Die Beteiligung der Öffentlichkeit, die landläufig als Zeitfaktor ins Gespräch gebracht wird, spielt im Konzept und in der Stellungnahme keine Rolle. Bei den zu erwartenden notwendigen erheblichen Planänderungen ist ein neues Öffentlichkeitsbeteiligung notwendig – sowohl bei Neuantrag als auch bei Verfolgung des bisherigen Antrags. Erinnert seien dazu die Ausführungen der Initiativen beim Erörterungstermin (Niederschrift über den Erörterungstermin, Seite 9-52):

Es ist zu erwarten, dass das BfS als Antragsteller diesen Plan noch in wesentlichen Punkten ergänzen und modifizieren wird und dass auch zum laufenden Betrieb weitere Genehmigungen eingeholt werden müssen.

Nach der Öffentlichkeitsbeteiligung im Planfeststellungsverfahren ist es jetzt erforderlich, dass zu den Fach- und Abstimmungsgesprächen zwischen Genehmigungsbehörde und Antragsteller/Betreiber regelmäßig ein Vertreter der einwendenden Verbände mit einem wissenschaftlichen Beistand hinzugezogen wird.

Zur Begleitung des Betriebes und der Stilllegungsarbeiten ist im Sinne eines Runden Tisches eine Begleitgruppe einzurichten, an der Betreiber und Genehmigungsbehörden sowie Kommunen, Umweltbehörde und Bürger aus der Umgebung mit ihren wissenschaftlichen Beiständen beteiligt werden. Diese Begleitgruppe soll fallweise und mindestens zweimonatlich im Wechsel in Magdeburg und in Morsleben zusammenkommen.

Eine Beteiligung von Verbänden an Abstimmungsgesprächen gab es bisher nicht, eine Begleitgruppe wurde nicht eingerichtet.

Endlager Morsleben und Safety Case

In den Unterlagen wird immer wieder von einem sogenannten Langzeitsicherheitsnachweis gesprochen. Dieser alte Sprachgebrauch sollte durch den international gebräuchlichen Begriff Safety Case – besser noch Risk Case – ersetzt werden.

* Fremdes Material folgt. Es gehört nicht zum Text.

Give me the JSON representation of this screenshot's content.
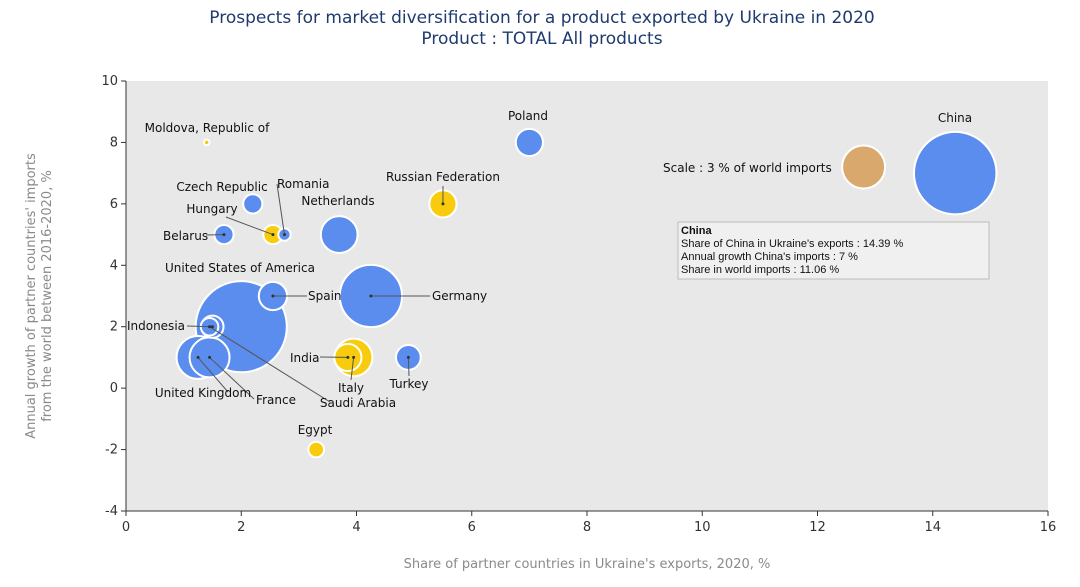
{
  "chart_data": {
    "type": "scatter",
    "title": "Prospects for market diversification for a product exported by Ukraine in 2020",
    "subtitle": "Product : TOTAL All products",
    "xlabel": "Share of partner countries in Ukraine's exports, 2020, %",
    "ylabel_line1": "Annual growth of partner countries' imports",
    "ylabel_line2": "from the world between 2016-2020, %",
    "xlim": [
      0,
      16
    ],
    "ylim": [
      -4,
      10
    ],
    "x_ticks": [
      "0",
      "2",
      "4",
      "6",
      "8",
      "10",
      "12",
      "14",
      "16"
    ],
    "y_ticks": [
      "-4",
      "-2",
      "0",
      "2",
      "4",
      "6",
      "8",
      "10"
    ],
    "grid": false,
    "colors": {
      "blue": "#5b8def",
      "yellow": "#f8cc0c",
      "scale": "#d9a86c",
      "plot_bg": "#e8e8e8"
    },
    "points": [
      {
        "name": "China",
        "x": 14.39,
        "y": 7,
        "share": 11.06,
        "color": "blue"
      },
      {
        "name": "United States of America",
        "x": 2.0,
        "y": 2.0,
        "share": 13.5,
        "color": "blue"
      },
      {
        "name": "Germany",
        "x": 4.25,
        "y": 3.0,
        "share": 6.3,
        "color": "blue"
      },
      {
        "name": "Netherlands",
        "x": 3.7,
        "y": 5.0,
        "share": 2.2,
        "color": "blue"
      },
      {
        "name": "United Kingdom",
        "x": 1.25,
        "y": 1.0,
        "share": 3.0,
        "color": "blue"
      },
      {
        "name": "France",
        "x": 1.45,
        "y": 1.0,
        "share": 2.6,
        "color": "blue"
      },
      {
        "name": "Spain",
        "x": 2.55,
        "y": 3.0,
        "share": 1.3,
        "color": "blue"
      },
      {
        "name": "Italy",
        "x": 3.95,
        "y": 1.0,
        "share": 2.3,
        "color": "yellow"
      },
      {
        "name": "India",
        "x": 3.85,
        "y": 1.0,
        "share": 1.2,
        "color": "yellow"
      },
      {
        "name": "Poland",
        "x": 7.0,
        "y": 8.0,
        "share": 1.2,
        "color": "blue"
      },
      {
        "name": "Russian Federation",
        "x": 5.5,
        "y": 6.0,
        "share": 1.2,
        "color": "yellow"
      },
      {
        "name": "Turkey",
        "x": 4.9,
        "y": 1.0,
        "share": 1.0,
        "color": "blue"
      },
      {
        "name": "Belarus",
        "x": 1.7,
        "y": 5.0,
        "share": 0.6,
        "color": "blue"
      },
      {
        "name": "Hungary",
        "x": 2.55,
        "y": 5.0,
        "share": 0.6,
        "color": "yellow"
      },
      {
        "name": "Czech Republic",
        "x": 2.2,
        "y": 6.0,
        "share": 0.6,
        "color": "blue"
      },
      {
        "name": "Romania",
        "x": 2.75,
        "y": 5.0,
        "share": 0.25,
        "color": "blue"
      },
      {
        "name": "Indonesia",
        "x": 1.5,
        "y": 2.0,
        "share": 0.8,
        "color": "blue"
      },
      {
        "name": "Saudi Arabia",
        "x": 1.45,
        "y": 2.0,
        "share": 0.5,
        "color": "blue"
      },
      {
        "name": "Egypt",
        "x": 3.3,
        "y": -2.0,
        "share": 0.4,
        "color": "yellow"
      },
      {
        "name": "Moldova, Republic of",
        "x": 1.4,
        "y": 8.0,
        "share": 0.05,
        "color": "yellow"
      }
    ],
    "scale_label": "Scale : 3 % of world imports",
    "scale_share": 3,
    "scale_x": 12.8,
    "scale_y": 7.2,
    "tooltip": {
      "title": "China",
      "line1": "Share of China in Ukraine's exports : 14.39 %",
      "line2": "Annual growth China's imports : 7 %",
      "line3": "Share in world imports : 11.06 %"
    }
  }
}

Im Rahmen des Projekts ENTRIA wurden interessante Ansätze zur Erarbeitung des Safety Cases entwickelt (siehe GAiA-Artikel: Klaus-Jürgen Röhlig, Anne Eckhardt: Primat der Sicherheit – Ja, aber welche Sicherheit ist gemeint?, Seite 105):

Die Vermutung, dass mangelndes Vertrauen oder unterschiedliche Risikoansichten zu Diskrepanzen führen, spricht für eine aktivere Beteiligung von Stakeholdern an der Erstellung des Safety Case. Ein solches Vorgehen böte verschiedene Vorteile: Die Akzeptanz für den Safety Case könnte verbessert werden und ein breiteres Spektrum an unterschiedlichen Argumenten ginge in den Safety Case ein, was die Basis für Sicherheitsbeurteilungen verbreitern und die Gefahr von „unknown knowns“ verringern könnte. Saltelli und Funtowicz (2014) plädieren daher aus der Motivation eines adäquaten Umgangs mit Ungewissheiten heraus für die Einbeziehung von „stakeholder viewpoints“….

Ob und wie der Safety Case an die Bedürfnisse der Stakeholder angepasst werden soll – dazu ist in den kommenden Jahren eine konzentrierte transdisziplinäre Forschung erforderlich. Wichtige Forschungsfragen lauten unter anderem: Welche Aspekte (Paradigmen, Gegenstände und Ergebnisse) des Safety Case sind in der Wahrnehmung der interessierten Öffentlichkeit im Standortauswahlprozess von besonderer Bedeutung? Welche Anforderungen stellt die interessierte Öffentlichkeit an die Kommunikation des Safety Case? Inwieweit ist es sinnvoll und möglich, ein breites Spektrum an Stakeholdern in die Erstellung des Safety Case einzubinden?

Durch Beteiligung der Öffentlichkeit sind die WissenschaftlerInnen gezwungen, verständliche Erklärungen bereitzustellen und Rede und Antwort zu stehen. Wie in der Forschung über Nichtwissen bereits ausgiebigst diskutiert, lassen sich damit auch Expertenirrtümer reduzieren. Dass dazu eine konzentrierte transdisziplinäre Forschung erforderlich ist, ist wohl überzogen. Hilfreich wäre es aber, die schon lange vorliegenden Forschungsergebnisse aus den verschiedensten Bereichen endlich zusammenzutragen. Diese sollten dann in dem zu Morsleben neu zu erstellenden Risk Case getestet werden.

Mit dieser beispielhaften Vorgehensweise würde im Sinne des Schlussabsatzes der Stellungnahme gehandelt werden:

Das Endlager Morsleben läuft von Beginn an zwar im Schatten der öffentlichkeitswirksamen Projekte Asse und Gorleben. Der Umgang mit den Herausforderungen und die Form der Zusammenarbeit der Akteure können aber erhebliche Signalwirkungen auf die Glaubwürdigkeit in die Ernsthaftigkeit des Neubeginns der Lösung des Endlagerproblems und in seine neuen lnstitutionen entfalten.